A Confucian Confusion - Du li shi dai, Edward Yang (1994)


 Le film se déroule dans la ville de Taipei à l'époque contemporaine. Le film suit un groupe d'hommes et de femmes de milieux aisés confrontés à la vie quotidienne frénétique de la mégalopole.

Edward Yang avait avec Taipei Story (1985) et The Terrorizers (1986) une Taipei en phase de transition, tant sociologiquement que dans son urbanité, entre la tradition de l''héritage chinois et la modernité occidentale et capitaliste. Après saut dans le passé de A Brighter Summer Day (1991), A Confucian Confusion renoue donc avec cette thématique et son cadre contemporain. Le film à travers son récit choral reprend les questionnements intimes et existentiels de Taipei Story et The Terrorizers tout en en changeant les perspectives. La mutation a eu lieu, on oscille plus entre cadre prolétaire et nanti, entre tradition et modernité, tous les personnages que l'on suit évoluent dans les hautes sphères des affaires et de la culture taïwanaise. Du coup le dilemme des personnages ne vient plus d'une hésitation à endosser cette modernité, mais plutôt d'y conserver ou totalement abandonner leur humanité. 

Comme pour endosser le rythme de vie plus alerte de ces jeunes gens pressés, Edward Yang abandonne l'approche austère et le rythme lent de Taipei Story et The Terrorizers, et s'éloigne aussi grandement de la sorte d'état de grâce contemplatif de A Brighter Summer Day.

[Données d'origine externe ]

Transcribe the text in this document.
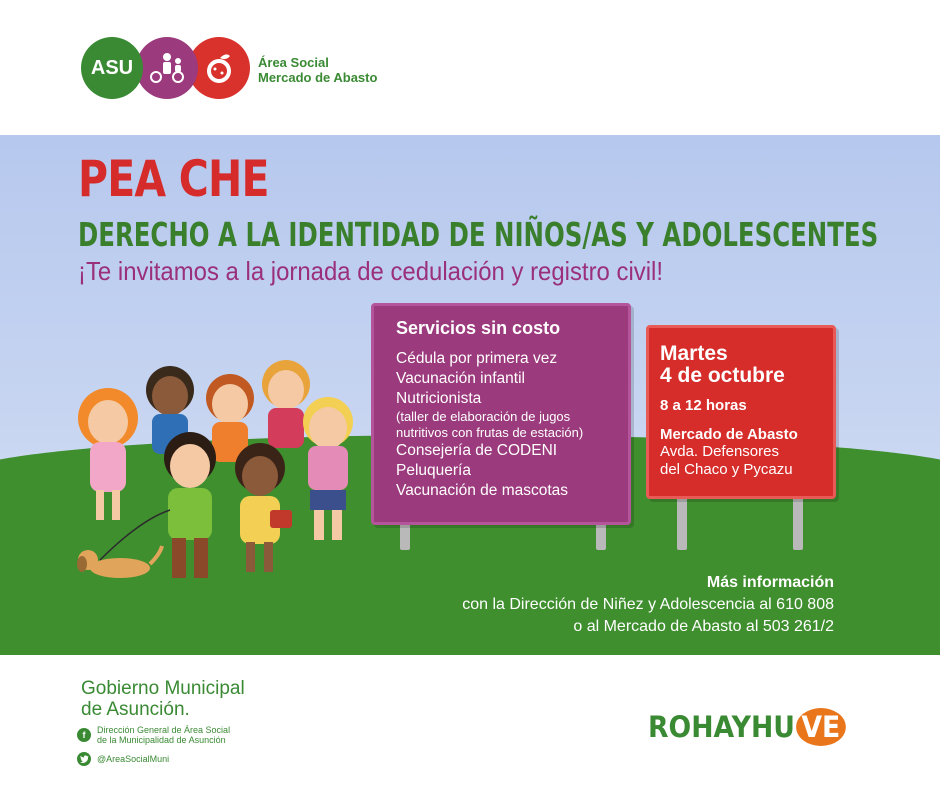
ASU	Área Social
Mercado de Abasto
PEA CHE
DERECHO A LA IDENTIDAD DE NIÑOS/AS Y ADOLESCENTES
¡Te invitamos a la jornada de cedulación y registro civil!
Servicios sin costo
Cédula por primera vez
Vacunación infantil
Nutricionista
(taller de elaboración de jugos
nutritivos con frutas de estación)
Consejería de CODENI
Peluquería
Vacunación de mascotas
Martes
4 de octubre
8 a 12 horas
Mercado de Abasto
Avda. Defensores
del Chaco y Pycazu
Más información
con la Dirección de Niñez y Adolescencia al 610 808
o al Mercado de Abasto al 503 261/2
Gobierno Municipal
de Asunción.
f	Dirección General de Área Social
de la Municipalidad de Asunción
@AreaSocialMuni
ROHAYHU VE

Les dialogues cinglants fusent, le rythme se fait trépidant et surtout les personnages individualistes et caractériels font monter en épingle nombre de situations hautes couleur. On a sentiment de cynisme constant où l'ambition détermine toutes les interactions entre les héros. Les fiançailles de Molly (Ni Suk Kwan) et Akeem (Wang Bosen) ne tiennent qu'au support financier du premier à l'entreprise de la seconde, l'auteur à succès narcissique Birdy (Wang Yeming) vise plus la notoriété que l'art... Les amitiés se font et se défont au rythme de ce que l'on peut obtenir de l'autre (Ming détestant sa belle-mère mais qui la soutient lorsqu'elle proposera un poste intéressant à sa fiancée).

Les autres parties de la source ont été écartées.